Agence France-Presse – 2004-03-22 17:36:10
BRUSSELS, March 22 (AFP) – The European Union rounded angrily on Israel on Monday for killing Hamas spiritual leader Sheikh Ahmed Yassin, warning that his assassination was “very bad news” for the Middle East peace process.
EU foreign ministers appealed for restraint on all sides after Yassin’s killing in an Israeli helicopter strike, which they called an illegal act that would only fuel bloodshed and further hinder Middle East peace efforts.
“The assassination… has inflamed the situation,” they said in a statement. “Violence is no substitute for the political negotiations, which are necessary for a just and lasting settlement.”
EU foreign policy chief Javier Solana said: “The manner in which you fight terrorism is through the law. This was an illegal act under international law.
“This is very, very bad news for the peace process,” he added.
The 67-year-old wheelchair-bound cleric was killed early on Monday in an Israeli helicopter strike in Gaza City, prompting the radical Islamist movement he founded to declare all-out war on the Jewish state.
Tens of thousands of protestors took to the streets of the Palestinian territories to vent their fury at the killing.
The EU, the biggest aid contributor to the Palestinian Authority, has long urged restraint on both sides of the conflict but has had to defend itself from charges that it is biased towards the Palestinians.
French President Jacques Chirac said the EU unreservedly condemned “all acts of violence, especially when they are acts contrary to international law”.
British Foreign Secretary Jack Straw said Israel had the right to defend itself against terrorism. “But it is not entitled going for this kind of unlawful killing and we therefore condemn it,” he said.
“It is unacceptable. It is unjustified and it is very unlikely to achieve its objective,” Straw added, while calling for restraint in the Arab world.
German Foreign Minister Joschka Fischer also blasted the Israeli killing. “Along with the EU we have always rejected these killings and described them as unacceptable,” he said, adding: “Above all we are very concerned about the possible consequences.”
The killing of Yassin dealt a fresh blow to a beleaguered “roadmap” for Middle East peace sponsored by the EU, the United States, the United Nations and Russia.
But EU External Relations Commissioner Chris Patten said there was no viable alternative to the roadmap, which envisages a Palestinian state next year. “You could look for other options from now until the crack of doom and you wouldn’t find anything more sensible than was included in the roadmap,” he said. “I don’t think there is some golden key out there which we haven’t discovered to unlock the Middle East peace process. What there isn’t is the political will to end the murder and the mayhem,” Patten said.

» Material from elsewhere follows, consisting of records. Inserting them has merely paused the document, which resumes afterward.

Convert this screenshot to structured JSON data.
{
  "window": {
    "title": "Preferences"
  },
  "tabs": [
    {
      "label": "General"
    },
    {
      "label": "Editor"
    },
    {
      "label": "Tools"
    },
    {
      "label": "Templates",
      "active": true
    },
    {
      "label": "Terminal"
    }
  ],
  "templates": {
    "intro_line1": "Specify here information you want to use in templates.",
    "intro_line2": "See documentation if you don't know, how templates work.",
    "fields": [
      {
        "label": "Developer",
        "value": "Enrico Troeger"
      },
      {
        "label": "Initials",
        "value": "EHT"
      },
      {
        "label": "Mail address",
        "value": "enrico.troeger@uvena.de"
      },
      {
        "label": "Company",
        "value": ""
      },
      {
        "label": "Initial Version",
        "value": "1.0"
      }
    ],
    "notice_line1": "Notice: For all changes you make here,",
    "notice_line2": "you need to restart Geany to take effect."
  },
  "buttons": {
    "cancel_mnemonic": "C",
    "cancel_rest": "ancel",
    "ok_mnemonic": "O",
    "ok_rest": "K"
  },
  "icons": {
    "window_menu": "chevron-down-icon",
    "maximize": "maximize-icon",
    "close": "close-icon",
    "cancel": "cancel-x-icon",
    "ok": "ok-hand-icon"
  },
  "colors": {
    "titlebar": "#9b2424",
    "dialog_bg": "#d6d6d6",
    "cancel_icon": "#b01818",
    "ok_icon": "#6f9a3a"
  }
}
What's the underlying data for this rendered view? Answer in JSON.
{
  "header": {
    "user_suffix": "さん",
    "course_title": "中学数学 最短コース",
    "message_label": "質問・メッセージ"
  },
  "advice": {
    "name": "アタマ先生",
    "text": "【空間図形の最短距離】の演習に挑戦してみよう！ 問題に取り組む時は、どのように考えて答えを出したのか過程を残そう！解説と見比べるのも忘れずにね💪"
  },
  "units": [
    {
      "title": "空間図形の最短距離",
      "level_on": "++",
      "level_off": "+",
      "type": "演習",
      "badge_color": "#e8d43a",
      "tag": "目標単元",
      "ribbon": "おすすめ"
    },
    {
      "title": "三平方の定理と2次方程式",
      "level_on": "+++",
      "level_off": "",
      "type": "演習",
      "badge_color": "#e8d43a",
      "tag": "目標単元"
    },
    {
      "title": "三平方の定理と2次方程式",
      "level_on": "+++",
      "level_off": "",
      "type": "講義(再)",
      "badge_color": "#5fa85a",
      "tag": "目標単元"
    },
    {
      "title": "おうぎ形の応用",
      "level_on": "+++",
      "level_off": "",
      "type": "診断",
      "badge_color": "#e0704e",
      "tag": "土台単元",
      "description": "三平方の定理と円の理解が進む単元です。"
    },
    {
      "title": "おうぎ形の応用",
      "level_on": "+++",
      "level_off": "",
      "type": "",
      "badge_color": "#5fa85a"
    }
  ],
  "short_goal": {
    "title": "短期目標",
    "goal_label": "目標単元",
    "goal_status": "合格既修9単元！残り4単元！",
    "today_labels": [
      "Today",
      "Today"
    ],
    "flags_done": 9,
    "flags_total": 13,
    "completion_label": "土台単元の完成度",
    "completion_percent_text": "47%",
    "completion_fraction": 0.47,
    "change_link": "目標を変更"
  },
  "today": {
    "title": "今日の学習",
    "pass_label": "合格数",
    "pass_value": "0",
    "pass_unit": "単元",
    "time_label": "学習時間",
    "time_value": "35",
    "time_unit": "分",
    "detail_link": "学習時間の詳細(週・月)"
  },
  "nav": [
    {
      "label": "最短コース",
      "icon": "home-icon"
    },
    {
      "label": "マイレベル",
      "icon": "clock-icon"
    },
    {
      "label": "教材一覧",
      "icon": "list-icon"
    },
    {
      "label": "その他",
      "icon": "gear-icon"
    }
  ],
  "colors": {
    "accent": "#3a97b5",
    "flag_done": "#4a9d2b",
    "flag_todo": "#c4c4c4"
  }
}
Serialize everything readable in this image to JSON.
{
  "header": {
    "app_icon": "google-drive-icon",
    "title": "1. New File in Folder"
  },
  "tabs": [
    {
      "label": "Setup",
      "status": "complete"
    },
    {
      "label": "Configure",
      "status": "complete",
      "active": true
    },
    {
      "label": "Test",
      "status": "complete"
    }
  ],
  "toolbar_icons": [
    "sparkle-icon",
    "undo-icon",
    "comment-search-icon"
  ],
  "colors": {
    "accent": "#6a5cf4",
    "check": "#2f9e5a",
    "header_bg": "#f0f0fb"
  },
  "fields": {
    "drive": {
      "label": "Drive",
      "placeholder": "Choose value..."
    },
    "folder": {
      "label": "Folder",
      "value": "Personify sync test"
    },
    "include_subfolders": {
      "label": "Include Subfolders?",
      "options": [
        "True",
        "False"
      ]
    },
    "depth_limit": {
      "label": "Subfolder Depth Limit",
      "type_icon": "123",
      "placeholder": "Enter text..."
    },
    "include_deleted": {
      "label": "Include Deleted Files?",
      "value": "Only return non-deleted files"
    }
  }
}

For its part, Russia said it was “deeply concerned” at the killing of Yassin. “It threatens a new wave of violence which could sabotage efforts to restart negotiations between the Palestinians and Israelis,” foreign ministry spokesman Alexander Yakovenko said in a statement.
Polish Foreign Minister Wlodzimierz Cimoszewicz, recalling the March 11 train blasts in Madrid which killed 202 people, said he feared the killing of Yassin would spill over into wider unrest.
“I am afraid that it may have very, very negative consequences, not only in terms of the Palestinian-Israeli conflict,” he said at the EU talks. “I am afraid that the threat of terrorist attacks against other countries, including Europeans, is growing.”